Tomada en su conjunto, pues, la historia de España durante los siglos XIX y XX, dista mucho de
ser la historia de un fracaso. Por debajo de la conflictividad política y social, hubo, al menos desde
mediados del siglo XIX, una revolución tranquila y lenta que, con las limitaciones que se quiera,
fue cambiando el país, su economía, el Estado, las regiones. Además, lo sucedido en ella no fue
inevitable: los hechos, las cosas -pronunciamientos militares, partidos, elecciones, el 98, Marruecos,
hasta las mismas guerras civiles-, pudieron haber sido casi siempre de otra manera. Baste un solo
ejemplo. El golpe de Primo de Rivera del 13 de septiembre de 1923 cambió el curso de la historia
española. La dictadura militar trajo la República, y la República, la guerra civil de 1936-1939. De
no haberse producido el golpe, o de haber fracasado -lo que, por lo que sabemos, pudo
perfectamente haber sucedido-, todo habría sido distinto. De ahí que Raymond Carr, por ejemplo, lo
considere como el hecho más determinante de todo el siglo XX español.
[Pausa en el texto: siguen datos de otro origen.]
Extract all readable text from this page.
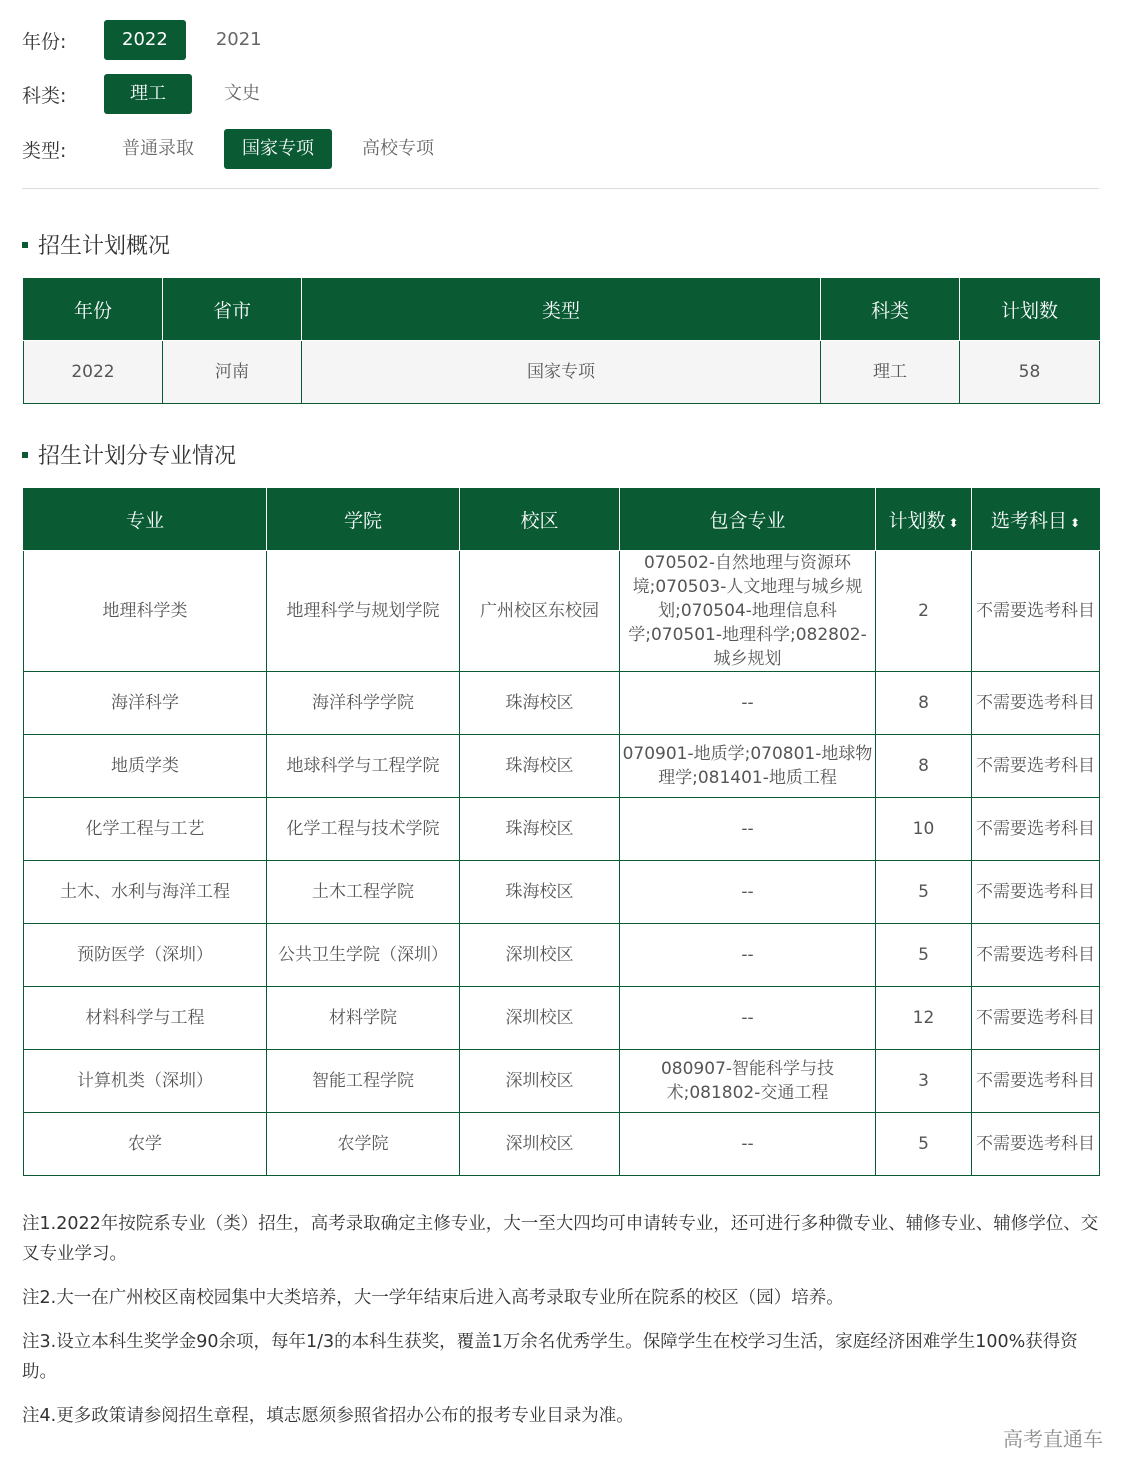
年份:	2022	2021
科类:	理工	文史
类型:	普通录取	国家专项	高校专项
招生计划概况
年份	省市	类型	科类	计划数
2022	河南	国家专项	理工	58
招生计划分专业情况
专业	学院	校区	包含专业	计划数 ⬍	选考科目 ⬍
地理科学类	地理科学与规划学院	广州校区东校园	070502-自然地理与资源环境;070503-人文地理与城乡规划;070504-地理信息科学;070501-地理科学;082802-城乡规划	2	不需要选考科目
海洋科学	海洋科学学院	珠海校区	--	8	不需要选考科目
地质学类	地球科学与工程学院	珠海校区	070901-地质学;070801-地球物理学;081401-地质工程	8	不需要选考科目
化学工程与工艺	化学工程与技术学院	珠海校区	--	10	不需要选考科目
土木、水利与海洋工程	土木工程学院	珠海校区	--	5	不需要选考科目
预防医学（深圳）	公共卫生学院（深圳）	深圳校区	--	5	不需要选考科目
材料科学与工程	材料学院	深圳校区	--	12	不需要选考科目
计算机类（深圳）	智能工程学院	深圳校区	080907-智能科学与技术;081802-交通工程	3	不需要选考科目
农学	农学院	深圳校区	--	5	不需要选考科目

注1.2022年按院系专业（类）招生，高考录取确定主修专业，大一至大四均可申请转专业，还可进行多种微专业、辅修专业、辅修学位、交叉专业学习。

注2.大一在广州校区南校园集中大类培养，大一学年结束后进入高考录取专业所在院系的校区（园）培养。

注3.设立本科生奖学金90余项，每年1/3的本科生获奖，覆盖1万余名优秀学生。保障学生在校学习生活，家庭经济困难学生100%获得资助。

注4.更多政策请参阅招生章程，填志愿须参照省招办公布的报考专业目录为准。

高考直通车
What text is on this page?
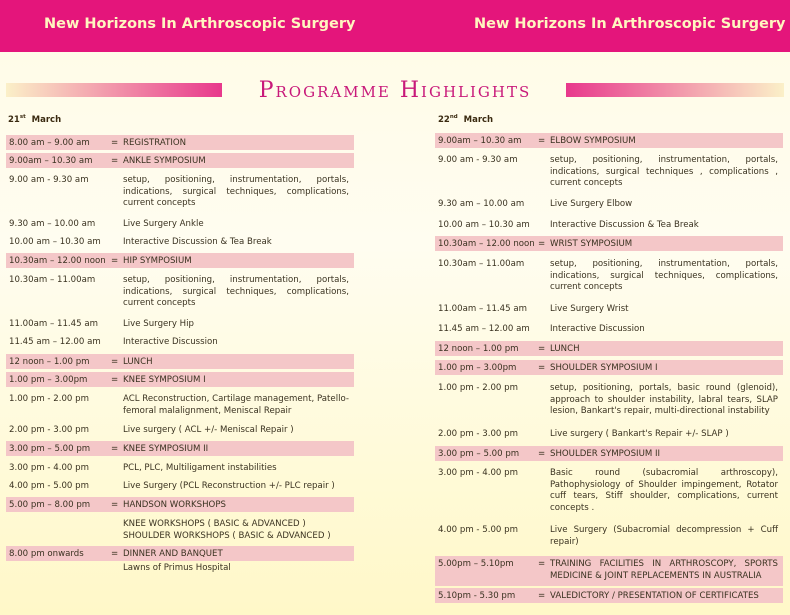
New Horizons In Arthroscopic Surgery	New Horizons In Arthroscopic Surgery
Programme Highlights
21st March	22nd March
8.00 am – 9.00 am = REGISTRATION
9.00am – 10.30 am = ANKLE SYMPOSIUM
9.00 am - 9.30 am	setup, positioning, instrumentation, portals, indications, surgical techniques, complications, current concepts
9.30 am – 10.00 am	Live Surgery Ankle
10.00 am – 10.30 am	Interactive Discussion & Tea Break
10.30am – 12.00 noon = HIP SYMPOSIUM
10.30am – 11.00am	setup, positioning, instrumentation, portals, indications, surgical techniques, complications, current concepts
11.00am – 11.45 am	Live Surgery Hip
11.45 am – 12.00 am	Interactive Discussion
12 noon – 1.00 pm = LUNCH
1.00 pm – 3.00pm	= KNEE SYMPOSIUM I
1.00 pm - 2.00 pm	ACL Reconstruction, Cartilage management, Patello-femoral malalignment, Meniscal Repair
2.00 pm - 3.00 pm	Live surgery ( ACL +/- Meniscal Repair )
3.00 pm – 5.00 pm = KNEE SYMPOSIUM II
3.00 pm - 4.00 pm	PCL, PLC, Multiligament instabilities
4.00 pm - 5.00 pm	Live Surgery (PCL Reconstruction +/- PLC repair )
5.00 pm – 8.00 pm = HANDSON WORKSHOPS
KNEE WORKSHOPS ( BASIC & ADVANCED )
SHOULDER WORKSHOPS ( BASIC & ADVANCED )
8.00 pm onwards	= DINNER AND BANQUET
Lawns of Primus Hospital
9.00am – 10.30 am = ELBOW SYMPOSIUM
9.00 am - 9.30 am	setup, positioning, instrumentation, portals, indications, surgical techniques , complications , current concepts
9.30 am – 10.00 am	Live Surgery Elbow
10.00 am – 10.30 am Interactive Discussion & Tea Break
10.30am – 12.00 noon = WRIST SYMPOSIUM
10.30am – 11.00am	setup, positioning, instrumentation, portals, indications, surgical techniques, complications, current concepts
11.00am – 11.45 am	Live Surgery Wrist
11.45 am – 12.00 am Interactive Discussion
12 noon – 1.00 pm = LUNCH
1.00 pm – 3.00pm	= SHOULDER SYMPOSIUM I
1.00 pm - 2.00 pm	setup, positioning, portals, basic round (glenoid), approach to shoulder instability, labral tears, SLAP lesion, Bankart's repair, multi-directional instability
2.00 pm - 3.00 pm	Live surgery ( Bankart's Repair +/- SLAP )
3.00 pm – 5.00 pm = SHOULDER SYMPOSIUM II
3.00 pm - 4.00 pm	Basic round (subacromial arthroscopy), Pathophysiology of Shoulder impingement, Rotator cuff tears, Stiff shoulder, complications, current concepts .
4.00 pm - 5.00 pm	Live Surgery (Subacromial decompression + Cuff repair)
5.00pm – 5.10pm	= TRAINING FACILITIES IN ARTHROSCOPY, SPORTS MEDICINE & JOINT REPLACEMENTS IN AUSTRALIA
5.10pm - 5.30 pm	= VALEDICTORY / PRESENTATION OF CERTIFICATES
También la economía ofrece ejemplos numerosos de ello. Quizá ninguno más claro que las
decisiones adoptadas durante el franquismo. La instauración de un Estado Nuevo basado en los
denominados ideales del 18 de julio tras la guerra civil supuso una, abrupta y decisiva ruptura
histórica. Las repercusiones económicas fueron tan negativas como destacadas, al pretender lograr
la autosuficiencia frente al exterior, y aspirar también a sustituir los precios de mercado por los
decididos en los despachos de la Administración. En el corto plazo, la política económica del
franquismo dejó a España fuera de la primera fase del milagro económico europeo, condujo a la
etapa de estancamiento económico más prolongada del siglo XX y sumió a buena parte de los
españoles en el hambre y la miseria. En el largo plazo, la discrecionalidad de las autoridades,
cuando no la pura arbitrariedad, aumentó considerablemente el peso de las actividades no
competitivas, y, sobre todo, modificó profundamente las pautas de comportamiento de los agentes
económicos, consolidando como elementos relevantes de la actuación de no pocos la especulación,
el tráfico de influencias -disfrazado bajo justificaciones ideológicas- y, en bastantes ocasiones, la
corrupción.
En el siglo XIX, España perdió su imperio ultramarino: la que había sido poderosa monarquía
católica de los Habsburgo pasó a ser, de esa forma, una modesta nación con escasa influencia en el
mundo. Desde entonces, España buscaría una nueva identidad colectiva, preocupación que tuvo su
expresión en el debate (por ejemplo, tras el 98) sobre el problema de España como nación y su
relación con Europa. Europa, desde la perspectiva española, significó construcción de un Estado
liberal y eficaz y de una economía próspera y estable. Los logros frente a ambos retos, vista la
cuestión en una perspectiva de largo plazo, no han sido escasos. Dicho de otro modo, el desafío de
la modernidad no se ha saldado, en modo alguno, con un fracaso.